Among all the hype and gloom that dominates discussions about the usefulness and problems of AI, it can be difficult to identify meaningful and practical ways in which AI is already changing and supporting the ways in which we do our day-to-day work. This also holds true for discussions around AI in evaluations. On the one hand, people worry about how AI’s increasing capabilities might replace evaluators. On the other hand, concerns on AI’s biases and hallucinations may lead practitioners to conclude that there is no value in engaging with it for the purposes of evaluations. Similarly, evaluation commissioners expect significant efficiency gains from AI use in evaluations, while worrying continuously about the fundamentals of data privacy and leakage. This ‘myth-busting’ round-table discussion aims to cut through this noise, and provide practical and hands-on insights on what it means to do ‘AI-assisted’ evaluations right now. We will bring four experienced AI and evaluation practitioners together to share experiences and examples of how AI can already add value to an evaluation workflow, how efficiency expectations in this context need to be managed, how risks can be addressed, and what their personal views are on where the ‘AI in evaluation’ voyage is going.

The round table will consist of:

· Matthew McConnachie (NIRAS) – Principal Consultant at NIRAS. Matthew will share insights on how recent developments in agentic AI help him and his team to implement evaluations.

· Paul Jasper (Oxford Policy Management) – Principal Consultant and Data Innovation Lead at OPM. Paul will share examples of how AI assists with the implementation of specific tasks in evaluation workflows at OPM – allowing to implement ‘AI-assisted evaluations’ – while keeping human evaluators firmly in the loop.

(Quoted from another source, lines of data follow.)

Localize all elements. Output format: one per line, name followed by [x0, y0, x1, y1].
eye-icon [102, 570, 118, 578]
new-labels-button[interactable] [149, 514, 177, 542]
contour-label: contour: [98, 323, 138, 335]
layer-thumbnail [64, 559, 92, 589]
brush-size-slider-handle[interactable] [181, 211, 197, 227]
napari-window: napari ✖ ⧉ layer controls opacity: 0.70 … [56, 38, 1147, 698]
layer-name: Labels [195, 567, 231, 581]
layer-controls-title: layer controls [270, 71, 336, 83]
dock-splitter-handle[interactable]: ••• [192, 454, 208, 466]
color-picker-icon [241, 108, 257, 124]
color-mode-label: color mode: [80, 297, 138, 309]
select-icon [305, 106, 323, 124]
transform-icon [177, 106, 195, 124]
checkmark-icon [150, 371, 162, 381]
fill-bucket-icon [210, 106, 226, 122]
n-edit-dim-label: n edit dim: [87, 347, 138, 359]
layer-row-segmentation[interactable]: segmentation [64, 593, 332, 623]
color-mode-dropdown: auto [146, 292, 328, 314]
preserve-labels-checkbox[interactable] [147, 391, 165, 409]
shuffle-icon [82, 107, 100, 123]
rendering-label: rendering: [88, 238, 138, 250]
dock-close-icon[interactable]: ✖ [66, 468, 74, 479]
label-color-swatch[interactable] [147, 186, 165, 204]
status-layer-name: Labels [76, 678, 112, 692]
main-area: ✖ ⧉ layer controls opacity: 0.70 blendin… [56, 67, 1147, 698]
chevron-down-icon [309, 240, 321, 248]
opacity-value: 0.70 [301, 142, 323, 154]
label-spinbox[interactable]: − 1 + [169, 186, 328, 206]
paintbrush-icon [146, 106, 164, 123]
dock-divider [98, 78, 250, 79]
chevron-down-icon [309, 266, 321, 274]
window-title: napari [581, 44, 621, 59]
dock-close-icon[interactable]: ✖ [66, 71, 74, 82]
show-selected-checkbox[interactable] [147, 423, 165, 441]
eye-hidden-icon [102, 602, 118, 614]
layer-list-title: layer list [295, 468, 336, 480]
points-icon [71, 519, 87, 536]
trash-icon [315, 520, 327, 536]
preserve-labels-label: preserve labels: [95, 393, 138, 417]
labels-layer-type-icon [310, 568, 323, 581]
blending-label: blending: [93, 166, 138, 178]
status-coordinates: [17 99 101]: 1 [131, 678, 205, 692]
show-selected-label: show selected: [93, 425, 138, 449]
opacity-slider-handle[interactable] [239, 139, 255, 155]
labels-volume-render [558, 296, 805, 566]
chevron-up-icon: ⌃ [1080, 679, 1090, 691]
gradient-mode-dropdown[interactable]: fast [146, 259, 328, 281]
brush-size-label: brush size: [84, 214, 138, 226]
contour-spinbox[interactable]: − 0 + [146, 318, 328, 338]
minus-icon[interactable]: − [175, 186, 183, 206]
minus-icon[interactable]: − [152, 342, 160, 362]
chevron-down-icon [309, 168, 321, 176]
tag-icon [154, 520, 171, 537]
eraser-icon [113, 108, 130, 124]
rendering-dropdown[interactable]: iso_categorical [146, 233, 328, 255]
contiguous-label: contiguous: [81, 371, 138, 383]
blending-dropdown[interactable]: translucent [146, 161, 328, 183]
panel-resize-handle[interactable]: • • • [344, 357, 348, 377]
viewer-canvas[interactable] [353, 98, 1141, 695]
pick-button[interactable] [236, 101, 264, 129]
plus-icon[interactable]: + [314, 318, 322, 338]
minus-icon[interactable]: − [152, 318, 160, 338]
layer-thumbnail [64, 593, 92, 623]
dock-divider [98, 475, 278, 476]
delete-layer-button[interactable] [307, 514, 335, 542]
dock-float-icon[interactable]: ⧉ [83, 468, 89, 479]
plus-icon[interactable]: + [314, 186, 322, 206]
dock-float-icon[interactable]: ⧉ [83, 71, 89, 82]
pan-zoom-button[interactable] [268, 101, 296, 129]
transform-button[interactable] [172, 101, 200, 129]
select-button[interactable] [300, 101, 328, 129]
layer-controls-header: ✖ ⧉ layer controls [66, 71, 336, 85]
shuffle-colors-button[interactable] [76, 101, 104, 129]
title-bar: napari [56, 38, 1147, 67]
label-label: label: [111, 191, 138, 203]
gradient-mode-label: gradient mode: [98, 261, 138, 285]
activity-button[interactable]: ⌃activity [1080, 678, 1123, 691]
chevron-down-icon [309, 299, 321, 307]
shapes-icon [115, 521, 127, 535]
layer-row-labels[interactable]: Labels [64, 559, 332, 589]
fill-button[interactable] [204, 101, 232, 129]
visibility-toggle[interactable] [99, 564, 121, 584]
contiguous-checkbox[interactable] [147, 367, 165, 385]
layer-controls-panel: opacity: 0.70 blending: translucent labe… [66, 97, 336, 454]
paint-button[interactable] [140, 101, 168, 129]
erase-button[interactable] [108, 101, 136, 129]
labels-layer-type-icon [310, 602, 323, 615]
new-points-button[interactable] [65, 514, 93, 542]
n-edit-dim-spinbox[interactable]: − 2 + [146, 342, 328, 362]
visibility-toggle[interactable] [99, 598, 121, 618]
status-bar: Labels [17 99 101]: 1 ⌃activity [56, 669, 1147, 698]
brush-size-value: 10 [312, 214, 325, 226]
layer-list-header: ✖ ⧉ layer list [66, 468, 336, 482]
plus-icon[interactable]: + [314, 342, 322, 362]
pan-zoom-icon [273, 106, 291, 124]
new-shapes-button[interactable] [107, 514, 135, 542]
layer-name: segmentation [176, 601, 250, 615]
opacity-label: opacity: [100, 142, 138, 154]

· Kecia Bertermann (Itad) – Associate partner at Itad. Kecia will share examples of pairing AI specialists with subject-matter evaluators so that domain experts shape the questions and frameworks, while the AI experts translate those into effective tool configurations.

· Steve Powell (Causal Map Ltd.). Steve will share examples of how a “verifiable AI” approach to causal mapping has helped answer evaluation questions at scale.

Attendees to this session will get a sense of what practical use-cases there are for AI in evaluations right now. The presentations and the discussion will identify specific steps in an evaluation workflow where investing in AI can be considered good value-for-money. This will be complemented by personal assessments of where technological developments might be changing this picture, i.e. where we can expect advancements in AI that can change how it is used in an evaluation. Insights shared will allow the audience to understand what reasonable expectations about AI in evaluations are, what currently is possible in terms of assisting human evaluators using AI, and what is not possible. Participants to the session will get a sense of how AI might be changing the role of evaluators and the tasks that they implement on a regular basis.